Desde o início de sua implantação, o Projeto Conservador das Águas se preocupou em desenvolver atividades de educação ambiental. Já chegou a receber também mais 500 visitantes de quase todos os Estados brasileiros e de outros países, técnicos de prefeituras e de órgãos dos Estados e da União, Ministério Público, agentes políticos, vereadores, prefeitos, deputados, representantes de ONGs, comitês de bacias e empresários. Foram realizadas mais de 50 apresentações sobre o projeto Conservador das Águas, em mais de dez Estados brasileiros.
Os projetos trouxeram muitos benefícios à cidade na questão da sustentabilidade, que se divide entre social, econômico, cultural e ambiental, atingindo na média, segundo Pereira, ótimos indicadores. No Índice Mineiro de Responsabilidade Social 2011 (IMRS), organizado e desenvolvido pelo Centro de Estudos de Políticas Públicas da Fundação João Pinheiro, alcançou a 2ª colocação entre 853 municípios do Estado em que foram analisados, com base de dados de 2008 a 2010, 500 indicadores nas categorias nas quais a cidade conseguiu boa posição na maior parte delas: saúde, educação, segurança pública, assistência social, meio ambiente e saneamento, cultura, esporte e turismo, renda e emprego e finanças municipais.

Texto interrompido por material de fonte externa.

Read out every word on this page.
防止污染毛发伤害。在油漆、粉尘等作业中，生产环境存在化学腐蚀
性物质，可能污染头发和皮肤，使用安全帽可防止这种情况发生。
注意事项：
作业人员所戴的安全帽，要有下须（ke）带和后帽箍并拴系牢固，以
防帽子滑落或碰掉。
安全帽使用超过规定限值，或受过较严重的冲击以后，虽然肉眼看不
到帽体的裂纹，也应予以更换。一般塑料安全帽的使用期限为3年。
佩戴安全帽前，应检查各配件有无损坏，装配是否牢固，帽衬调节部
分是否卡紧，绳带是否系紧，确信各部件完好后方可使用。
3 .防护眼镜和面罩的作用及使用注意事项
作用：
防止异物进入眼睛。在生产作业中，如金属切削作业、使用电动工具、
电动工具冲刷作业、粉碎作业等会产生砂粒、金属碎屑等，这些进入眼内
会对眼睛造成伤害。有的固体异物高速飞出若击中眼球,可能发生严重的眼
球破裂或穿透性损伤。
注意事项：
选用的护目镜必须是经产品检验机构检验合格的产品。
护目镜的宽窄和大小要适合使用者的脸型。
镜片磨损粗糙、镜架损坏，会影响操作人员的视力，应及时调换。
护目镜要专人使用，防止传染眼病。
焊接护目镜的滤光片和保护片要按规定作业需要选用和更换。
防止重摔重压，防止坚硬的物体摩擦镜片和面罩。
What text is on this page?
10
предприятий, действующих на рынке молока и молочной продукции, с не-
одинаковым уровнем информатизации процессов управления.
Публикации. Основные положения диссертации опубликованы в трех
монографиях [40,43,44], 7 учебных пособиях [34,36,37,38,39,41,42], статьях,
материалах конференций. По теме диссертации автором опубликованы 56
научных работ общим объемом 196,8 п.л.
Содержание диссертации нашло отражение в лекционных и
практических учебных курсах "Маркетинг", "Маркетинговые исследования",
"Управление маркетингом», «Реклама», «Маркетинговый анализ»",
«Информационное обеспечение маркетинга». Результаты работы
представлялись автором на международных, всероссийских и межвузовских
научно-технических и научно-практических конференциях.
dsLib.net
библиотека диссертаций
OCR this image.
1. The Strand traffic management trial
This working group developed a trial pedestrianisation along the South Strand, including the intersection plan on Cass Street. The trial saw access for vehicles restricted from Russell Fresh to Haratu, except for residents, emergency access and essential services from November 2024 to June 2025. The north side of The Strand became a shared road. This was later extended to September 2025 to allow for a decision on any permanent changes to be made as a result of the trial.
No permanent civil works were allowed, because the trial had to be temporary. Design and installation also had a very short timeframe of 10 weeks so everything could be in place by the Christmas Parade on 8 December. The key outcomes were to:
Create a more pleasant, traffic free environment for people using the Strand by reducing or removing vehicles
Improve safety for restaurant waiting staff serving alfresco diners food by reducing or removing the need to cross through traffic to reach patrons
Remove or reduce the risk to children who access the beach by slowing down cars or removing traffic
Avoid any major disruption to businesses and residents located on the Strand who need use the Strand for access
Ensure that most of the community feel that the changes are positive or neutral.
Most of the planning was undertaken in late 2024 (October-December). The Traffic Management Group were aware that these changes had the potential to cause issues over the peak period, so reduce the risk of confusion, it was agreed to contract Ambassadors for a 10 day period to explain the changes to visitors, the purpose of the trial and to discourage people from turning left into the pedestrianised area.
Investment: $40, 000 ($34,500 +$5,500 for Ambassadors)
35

É interessante salientar que, para a construção do IMRS, foram escolhidos indicadores que mostram não só a situação das cidades em cada categoria, mas também os esforços empreendidos para mudá-la. Outra pontuação feita pela cidade vem da Federação das Indústrias do Estado do Rio de Janeiro – Firjan. A entidade desenvolve e coordena o Índice Firjan de Desenvolvimento Municipal (IFDM), que analisa os dados de Emprego & Renda, Educação e Saúde de 2009 de 5.565 municípios brasileiros, estando Extrema também na 2ª colocação em nível estadual e atingindo com destaque o 57º lugar no ranking nacional.